Sistem Poporsional Tertutup Mangapa Tidak?

Opini1,201 views

Jakarta – koranprogresif.co.id – Pada prinsipnya judicial review perubahan sistem pemilu dari proporsional terbuka ke proporsional tertutup oleh pemohon adalah pengujian konstitusionalitas UU Nomor 7 tahun 2017 tentang Pemilu berkenaan dengan UUD 1945 khususnya Pasal 22E ayat (3): peserta pemilihan umum untuk memilih Dewan Perwakilan Rakyat dan anggota Dewan Perwakilan Rakyat Daerah adalah partai politik. Dasar argumentasi pihak terkait adalah Pasal 1 ayat (2): kedaulatan berada di tangan rakyat dan dilaksanakan menurut Undang-Undang Dasar.

Pihak terkait yang menolak sistem proporsional tertutup dimotori delapan partai politik di parlemen menyitir argumen mendasar bahwa setback kepada sistem proporsional tertutup adalah bentuk kemunduran demokrasi (democratic backsliding).
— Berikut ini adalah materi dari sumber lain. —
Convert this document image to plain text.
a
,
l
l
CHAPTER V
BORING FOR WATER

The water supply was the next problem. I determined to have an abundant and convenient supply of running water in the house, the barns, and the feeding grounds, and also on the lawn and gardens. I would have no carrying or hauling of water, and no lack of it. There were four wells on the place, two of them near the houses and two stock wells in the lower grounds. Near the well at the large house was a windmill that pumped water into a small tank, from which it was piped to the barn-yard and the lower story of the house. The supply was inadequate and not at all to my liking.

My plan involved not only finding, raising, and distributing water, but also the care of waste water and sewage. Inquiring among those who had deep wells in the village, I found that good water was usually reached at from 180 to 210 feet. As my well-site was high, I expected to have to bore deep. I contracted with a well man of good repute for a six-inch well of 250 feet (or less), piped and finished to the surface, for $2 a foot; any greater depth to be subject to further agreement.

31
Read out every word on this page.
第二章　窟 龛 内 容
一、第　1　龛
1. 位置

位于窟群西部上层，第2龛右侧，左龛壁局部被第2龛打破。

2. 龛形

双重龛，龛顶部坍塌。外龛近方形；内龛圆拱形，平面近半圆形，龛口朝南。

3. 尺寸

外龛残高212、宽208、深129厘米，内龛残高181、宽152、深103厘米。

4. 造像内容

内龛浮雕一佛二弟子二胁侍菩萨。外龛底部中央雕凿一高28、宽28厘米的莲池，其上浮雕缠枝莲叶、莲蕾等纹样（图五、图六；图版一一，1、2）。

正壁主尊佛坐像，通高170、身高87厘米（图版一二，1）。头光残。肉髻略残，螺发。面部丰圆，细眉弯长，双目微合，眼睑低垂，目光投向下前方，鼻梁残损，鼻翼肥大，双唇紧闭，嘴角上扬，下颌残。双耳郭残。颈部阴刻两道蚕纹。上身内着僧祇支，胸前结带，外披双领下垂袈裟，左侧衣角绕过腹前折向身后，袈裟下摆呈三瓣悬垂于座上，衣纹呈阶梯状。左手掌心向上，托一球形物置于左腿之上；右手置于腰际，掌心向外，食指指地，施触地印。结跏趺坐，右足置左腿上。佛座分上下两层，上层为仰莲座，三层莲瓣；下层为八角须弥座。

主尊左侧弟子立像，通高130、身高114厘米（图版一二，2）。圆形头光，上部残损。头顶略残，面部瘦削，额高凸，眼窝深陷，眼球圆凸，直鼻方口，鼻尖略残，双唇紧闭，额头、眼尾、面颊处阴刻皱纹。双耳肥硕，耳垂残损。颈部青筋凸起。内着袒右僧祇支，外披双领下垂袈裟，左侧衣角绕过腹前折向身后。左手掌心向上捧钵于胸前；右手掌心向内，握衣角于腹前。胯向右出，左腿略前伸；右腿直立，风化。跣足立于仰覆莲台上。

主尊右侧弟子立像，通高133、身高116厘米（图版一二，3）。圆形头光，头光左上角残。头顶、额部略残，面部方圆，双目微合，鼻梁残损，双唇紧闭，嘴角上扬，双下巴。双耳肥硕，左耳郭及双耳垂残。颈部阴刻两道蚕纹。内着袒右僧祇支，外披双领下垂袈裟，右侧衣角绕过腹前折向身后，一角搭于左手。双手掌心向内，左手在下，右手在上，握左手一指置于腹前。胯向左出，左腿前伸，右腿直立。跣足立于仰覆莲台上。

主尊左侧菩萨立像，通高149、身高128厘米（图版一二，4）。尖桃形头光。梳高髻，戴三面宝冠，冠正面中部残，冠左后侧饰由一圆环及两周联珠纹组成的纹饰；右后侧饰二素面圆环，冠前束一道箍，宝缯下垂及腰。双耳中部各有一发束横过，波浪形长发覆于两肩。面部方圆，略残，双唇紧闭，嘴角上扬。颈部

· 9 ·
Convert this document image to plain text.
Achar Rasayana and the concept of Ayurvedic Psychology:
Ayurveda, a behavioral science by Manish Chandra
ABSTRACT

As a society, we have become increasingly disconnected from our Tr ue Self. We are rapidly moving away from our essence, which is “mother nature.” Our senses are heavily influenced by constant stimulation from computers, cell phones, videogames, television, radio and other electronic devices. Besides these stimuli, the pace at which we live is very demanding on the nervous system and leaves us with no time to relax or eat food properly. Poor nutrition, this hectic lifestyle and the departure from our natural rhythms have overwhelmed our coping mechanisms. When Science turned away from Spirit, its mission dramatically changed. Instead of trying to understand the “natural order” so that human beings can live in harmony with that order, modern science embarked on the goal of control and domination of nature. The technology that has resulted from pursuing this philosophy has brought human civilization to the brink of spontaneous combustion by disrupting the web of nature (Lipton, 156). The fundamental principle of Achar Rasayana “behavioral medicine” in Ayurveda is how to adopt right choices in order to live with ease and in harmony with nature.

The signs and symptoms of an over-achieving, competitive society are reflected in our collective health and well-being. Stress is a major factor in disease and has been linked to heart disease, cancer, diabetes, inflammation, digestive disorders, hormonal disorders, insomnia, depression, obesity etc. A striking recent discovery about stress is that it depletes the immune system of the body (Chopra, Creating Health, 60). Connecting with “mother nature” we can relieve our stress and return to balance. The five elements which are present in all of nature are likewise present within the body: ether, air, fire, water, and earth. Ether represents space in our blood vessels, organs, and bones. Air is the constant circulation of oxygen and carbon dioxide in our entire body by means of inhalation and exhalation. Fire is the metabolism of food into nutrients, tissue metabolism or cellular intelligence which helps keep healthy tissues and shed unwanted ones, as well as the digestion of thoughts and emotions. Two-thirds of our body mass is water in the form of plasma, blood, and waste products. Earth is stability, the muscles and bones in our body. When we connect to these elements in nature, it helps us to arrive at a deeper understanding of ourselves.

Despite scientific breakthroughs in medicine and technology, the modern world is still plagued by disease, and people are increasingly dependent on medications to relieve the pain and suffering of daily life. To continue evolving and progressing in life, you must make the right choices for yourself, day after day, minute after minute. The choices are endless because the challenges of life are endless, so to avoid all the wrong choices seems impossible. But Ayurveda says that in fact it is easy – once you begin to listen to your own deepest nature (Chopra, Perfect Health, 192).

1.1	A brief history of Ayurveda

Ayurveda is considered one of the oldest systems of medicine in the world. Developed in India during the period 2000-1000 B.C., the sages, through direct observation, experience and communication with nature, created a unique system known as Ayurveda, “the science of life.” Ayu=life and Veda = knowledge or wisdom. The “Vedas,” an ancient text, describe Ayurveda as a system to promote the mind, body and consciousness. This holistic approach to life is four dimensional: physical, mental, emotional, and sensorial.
Sistem proporsional terbuka yang telah diterapkan sejak pemilu tahun 2004 merupakan conditio sine qua non untuk meluruskan jalan reformasi dan demokrasi.

Pasca usulan judicial review memunculkan beragam pendapat dan argumentasi tentu berbasis empirik dan proven. Semuanya memiliki nilai kebenaran dan rasionalitas (value of truth and rationality). Telaah argumennya pun lebih holistik. Cenderung menafikan soal sistem pemilu berikut lonjakan anggaran, tingkat partisipasi dan pendidikan politik masyarakat, segala kerumitan yang dihadirkan dalam proses dan pelaksanaan pemilu serta begitu sulitnya menyiapkan infrastruktur pemilu pada sistem proporsional terbuka dan serentak.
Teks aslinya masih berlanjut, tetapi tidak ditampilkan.